By leaps and bounds, in just three years he became mayor of the capital, San Salvador, but before running for president he was expelled from the FMLN. At that time, Bukele announced that he would found his own party, Nuevas Ideas, but as the deadline for registering it had passed, came to the polls in alliance with the right-wing party Grand Alliance for National Unity (GANA).
Already in power, The president championed Nuevas Ideas, which quickly became one of the most popular parties in the country.
However, Neither he nor his party wanted to be pigeonholed into a single category. ideology .

What is the ideology of Nayib Bukele and his Nuevas Ideas party?
According to the writer and biographer of Nayib Bukele, Geovani Galeas , “President Bukele has never defined himself as a man of the left or the right.”
In conversation with the Colombian media Week the author stated that The Salvadoran president “is a pragmatic politician. He defends national interests and of course he will associate or form strategic alliances with those who defend the same thing as him. It’s natural.”

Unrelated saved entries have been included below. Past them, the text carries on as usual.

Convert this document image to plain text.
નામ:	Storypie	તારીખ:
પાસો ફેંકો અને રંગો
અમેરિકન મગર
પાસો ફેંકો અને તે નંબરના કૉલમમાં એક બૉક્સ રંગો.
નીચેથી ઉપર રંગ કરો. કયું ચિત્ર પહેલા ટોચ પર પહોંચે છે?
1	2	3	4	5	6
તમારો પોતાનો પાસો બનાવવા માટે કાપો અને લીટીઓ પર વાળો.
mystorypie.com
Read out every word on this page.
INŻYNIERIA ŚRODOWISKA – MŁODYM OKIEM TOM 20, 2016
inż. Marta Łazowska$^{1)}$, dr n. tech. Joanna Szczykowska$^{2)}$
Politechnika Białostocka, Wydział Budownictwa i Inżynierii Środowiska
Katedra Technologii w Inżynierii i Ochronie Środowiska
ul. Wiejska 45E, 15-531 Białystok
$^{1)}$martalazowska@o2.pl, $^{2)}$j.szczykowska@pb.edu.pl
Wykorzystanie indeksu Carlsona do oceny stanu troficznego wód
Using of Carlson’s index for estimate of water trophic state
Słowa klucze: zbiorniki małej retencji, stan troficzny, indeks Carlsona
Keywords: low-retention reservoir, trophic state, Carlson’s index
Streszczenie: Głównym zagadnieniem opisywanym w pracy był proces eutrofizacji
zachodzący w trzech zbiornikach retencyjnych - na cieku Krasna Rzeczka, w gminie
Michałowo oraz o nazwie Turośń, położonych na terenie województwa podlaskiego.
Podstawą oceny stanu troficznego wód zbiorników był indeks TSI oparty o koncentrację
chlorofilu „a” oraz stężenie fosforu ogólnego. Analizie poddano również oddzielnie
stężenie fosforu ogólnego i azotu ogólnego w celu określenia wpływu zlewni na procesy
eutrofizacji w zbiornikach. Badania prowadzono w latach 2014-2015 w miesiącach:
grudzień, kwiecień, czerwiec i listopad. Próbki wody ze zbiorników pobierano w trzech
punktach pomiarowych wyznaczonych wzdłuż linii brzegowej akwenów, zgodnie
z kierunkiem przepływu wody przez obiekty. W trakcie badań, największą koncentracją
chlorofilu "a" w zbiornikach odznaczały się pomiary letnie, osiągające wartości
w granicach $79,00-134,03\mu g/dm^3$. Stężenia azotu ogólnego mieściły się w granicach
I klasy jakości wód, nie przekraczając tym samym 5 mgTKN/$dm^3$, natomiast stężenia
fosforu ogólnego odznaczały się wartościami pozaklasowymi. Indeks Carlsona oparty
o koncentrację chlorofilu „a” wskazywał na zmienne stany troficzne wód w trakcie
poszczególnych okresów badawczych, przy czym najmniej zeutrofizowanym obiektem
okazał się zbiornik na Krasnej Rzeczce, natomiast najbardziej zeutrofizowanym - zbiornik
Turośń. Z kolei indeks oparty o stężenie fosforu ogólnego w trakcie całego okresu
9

As Gáleas explains, Bukele’s “personal contribution” to modern politics was “having refused to enter into this game of mirage, this game of illusions which is a false confrontation between the left and the right” where only the leaders win and the people always lose.
To better understand what pragmatic politics refers to, the writer assured that “A visit to China does not define him as a man of the left at all. President Bukele has very deliberately and explicitly refused to extend this historical pole of opposition (left and right), which has done us a lot of harm in El Salvador.

Asked about an apparent affinity between Bukele and right-wing leaders, such as Javier Milei, president of Argentina, and Donald Trump, former president of the United States, Gáleas defended the Salvadoran’s position and said that “They belong to the same bloc, defined by strategic, national and geopolitical interests, but not defined by ideological affinities.”
“It’s like the difference between a front and a party. “A front is not united by ideological affinity, but by a common enemy.”